Mais, à présent, les locuteurs de langue tamoule sont soit hindouistes, pratiquant le culte de Shiva, soit convertis au christianisme — depuis le XVIe siècle, sous l’influence des Portugais. Des musulmans parlent aussi le Tamoul, mais ne s’identifient pas à la cause tamoule. Enfin il y a les Tamouls introduits par les Anglais au XIXe siècle pour travailler sur les plantations de café et ensuite de thé. C’est une complexité extraordinaire à laquelle s’ajoute une pincée de Malais, arrivés au XVIIIe siècle, un certain nombre de Hollandais qui eurent des enfants avec des Sri Lankaises — les Burghers—, plus quelques autres petites communautés. C’est une palette très diversifiée de populations.

Christiane Passevant : Quand on décrit la population sri lankaise, il faut donc avoir en tête cette diversité, qui existe aussi à l’intérieur même des « communautés » — bien qu’il faille se méfier de ce terme — et est la caractéristique de la population de l’île.

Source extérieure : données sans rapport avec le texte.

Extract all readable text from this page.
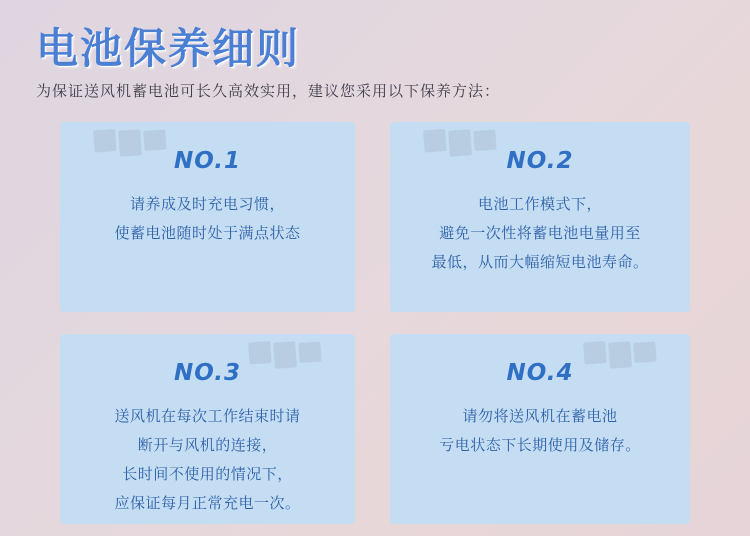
电池保养细则
为保证送风机蓄电池可长久高效实用，建议您采用以下保养方法：
NO.1
请养成及时充电习惯，
使蓄电池随时处于满点状态
NO.2
电池工作模式下，
避免一次性将蓄电池电量用至
最低，从而大幅缩短电池寿命。
NO.3
送风机在每次工作结束时请
断开与风机的连接，
长时间不使用的情况下，
应保证每月正常充电一次。
NO.4
请勿将送风机在蓄电池
亏电状态下长期使用及储存。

Éric Paul Meyer : À la fin du XVIIIe siècle et au début du XIXe siècle arrivent les Anglais. Ils s’emparent des côtes, comme auparavant les Portugais et les Hollandais qui ont laissé des noms de famille, des villes et des conversions au christianisme. Le but des Anglais est de rentabiliser l’économie de Ceylan et d’en tirer un maximum de profit. Ils sont dans une logique mercantile et vont créer des plantations sur toutes les montagnes de l’île. Ils rasent d’abord la plus grande partie des forêts et provoquent une catastrophe écologique en prenant aux villageois leurs terrains de parcours, de chasse, là où paissent les buffles et où ils récoltent le miel. Ces villageois, Cinghalais pour la plupart, notamment aux environs de Kandy (montagne en Cinghalais), sont ainsi restreints à leurs villages, leurs rizières, leurs jardins et sont privés des régions de montagne.

Écossais en majorité, les Britanniques s’installent et créent leurs plantations. Les villageois n’ont évidemment pas envie de travailler sur ces plantations qui les privent de leurs domaines. D’autant que ces colons sont encore dans la logique esclavagiste et pensent que la rentabilité exige d’avoir des esclaves. Or l’esclavage étant aboli, ils contournent le problème et font venir des travailleurs du Sud de l’Inde, des coolies, mot tamoul qui signifie le prolétaire qui ne possède rien en dehors de sa force de travail. Ces coolies arrivent de plus en plus nombreux avec leurs familles et forment une nouvelle communauté tamoule des montagnes. Il était prévisible que les villageois cinghalais et les coolies ne s’entendent guère. Et lorsque le pays ira vers son indépendance, que feront les politiciens cinghalais ? Les Cinghalais représentant 75 % de la population, les politiciens disent aux villageois : « vous êtes exploités par les Anglais, par les Tamouls [certains étant devenus comptables ou faisant du commerce], reprenez à présent vos droits dans votre pays et vous allez coloniser les terres inhabitées entre la région tamoule et la région cinghalaise ».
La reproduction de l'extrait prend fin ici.